Scholars at the International Rice Research Institute believe rice began spreading across the Himalayas to China 2 to 3 million years before Crusta flew his transports over “The Hump” as the mountain range was called in military parlance during the war.

The IRRI is a non-profit organization based in Luzon, The Philippines. It is dedicated to improving the futures of low-income farmers and consumers by developing hardier and more productive strains of rice easier to produce with less water and lower concentrations of chemicals.

Institute researchers say that 2 to 3 million years ago migration of fauna across the mountain range was still possible. With the animals went wild rice, deposited in neat packets of fertilizer. Even then, they say, the climate of Central Asia and north China was ideal for the cultivation of rice.

This wild rice contributed to cultivated forms that still exist in largest varieties in the monsoon rainfall zones from eastern India through Myanmar, Thailand, Laos, northern Vietnam and southern China. In this way, mainland Southeast Asia has been identified as the cradle of rice cultivation. There is also linguistic evidence to support this argument. In many of the dialects of Asia, the words for “rice” and “food” are synonymous. This is not true anywhere else in the world.

Hindu and Buddhist holy writings frequently refer to rice. Both religions make use of the grain a major offering to the gods.

However, rice is not mentioned either in the Old Testament or early existing Egyptian records. Archeological evidence has established that rice was an important food in Mohenjo-Daro culture of the Indus Valley in what is now Western India and Pakistan as early as 2500 BC. It was also an important food source in the late Neolithic period of the Yangtze Basin of China.

In 1966, pottery shards carbon-dated from at least 4000 BC were found with imprints of rice grains and husks in the Korat region of Thailand. Other plant remains dating from 10,000 BC were discovered in Spirit Cave on the Thailand-Myanmar border.

RICE GENOME

Still, after all these millennia, improvements in rice cultivation and development may be just beginning, from a scientific point of view. Specialists believe “genomics, the science of deciphering DNA sequence structure, variation, and function in totality, is expected to become the engine that drives discovery of traits and to help solve intractable problems in crop production,” according to an IRRI statement.

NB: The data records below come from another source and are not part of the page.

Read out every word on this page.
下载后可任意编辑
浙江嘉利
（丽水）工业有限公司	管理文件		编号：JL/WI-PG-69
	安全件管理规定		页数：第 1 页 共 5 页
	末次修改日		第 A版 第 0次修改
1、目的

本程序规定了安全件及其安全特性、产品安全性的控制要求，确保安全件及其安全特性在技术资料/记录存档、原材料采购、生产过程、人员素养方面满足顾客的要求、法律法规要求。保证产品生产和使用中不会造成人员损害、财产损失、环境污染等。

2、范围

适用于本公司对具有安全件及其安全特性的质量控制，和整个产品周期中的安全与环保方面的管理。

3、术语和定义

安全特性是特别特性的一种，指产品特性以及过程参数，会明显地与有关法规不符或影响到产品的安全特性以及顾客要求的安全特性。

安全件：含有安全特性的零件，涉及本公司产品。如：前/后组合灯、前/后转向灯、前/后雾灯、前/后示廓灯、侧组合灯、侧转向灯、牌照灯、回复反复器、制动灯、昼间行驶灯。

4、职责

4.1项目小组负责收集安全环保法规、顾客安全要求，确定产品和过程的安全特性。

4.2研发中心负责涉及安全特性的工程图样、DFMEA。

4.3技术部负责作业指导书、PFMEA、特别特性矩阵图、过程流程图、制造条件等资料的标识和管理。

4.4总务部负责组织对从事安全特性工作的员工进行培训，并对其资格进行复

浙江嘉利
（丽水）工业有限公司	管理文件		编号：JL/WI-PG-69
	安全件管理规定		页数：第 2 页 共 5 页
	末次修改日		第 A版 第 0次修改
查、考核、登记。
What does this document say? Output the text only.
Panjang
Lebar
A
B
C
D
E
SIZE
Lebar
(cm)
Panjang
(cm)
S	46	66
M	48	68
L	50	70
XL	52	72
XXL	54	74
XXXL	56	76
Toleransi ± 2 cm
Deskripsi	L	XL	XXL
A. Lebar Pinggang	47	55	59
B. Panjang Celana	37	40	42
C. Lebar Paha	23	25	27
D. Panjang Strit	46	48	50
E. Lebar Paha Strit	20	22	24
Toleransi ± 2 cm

“Through genomics, we will discover every rice gene, the functional diversity of genes in germplasm, and the overall architecture of genetic, biochemical and physiological systems in rice. Such knowledge will lead to new genetic improvement strategies to meet future targets in rice production.

“The entire rice genome sequence is expected to be available within five years.
A completely sequenced rice genome will represent an enormous pool of information for rice improvement through marker-aided selection or genetic
transformation,” according to the IRRI statement.

It is doubtful that Crusta was fully aware of the role he was playing in world history when he banked his biplane over that parking lot in 1948. He would learn a lot about the mysticism of Cajun rice cultivation, though. Eventually, he located his agricultural flying in Abbeville, Louisiana, political seat of Vermilion Parish where the highest concentration of Cajuns is located.

His personal life was a success story, too. When he died in the late 1990s, he was a respected citizen recognized as a pioneer in agricultural aviation. The Abbeville airport was renamed in his honor.

Crusta was not Cajun but the vast majority of his clients were. In just a few years he learned that there was one day of the planting season on which his services were most in demand. He planned his entire calendar around it, saving time for the larger clients he knew would want it.

That date was based on Easter, set by the Roman Catholic Church on the phases of the moon. It was the first Sunday after the first full moon after Easter, obviously deriving from ancient, agriculturally based culture.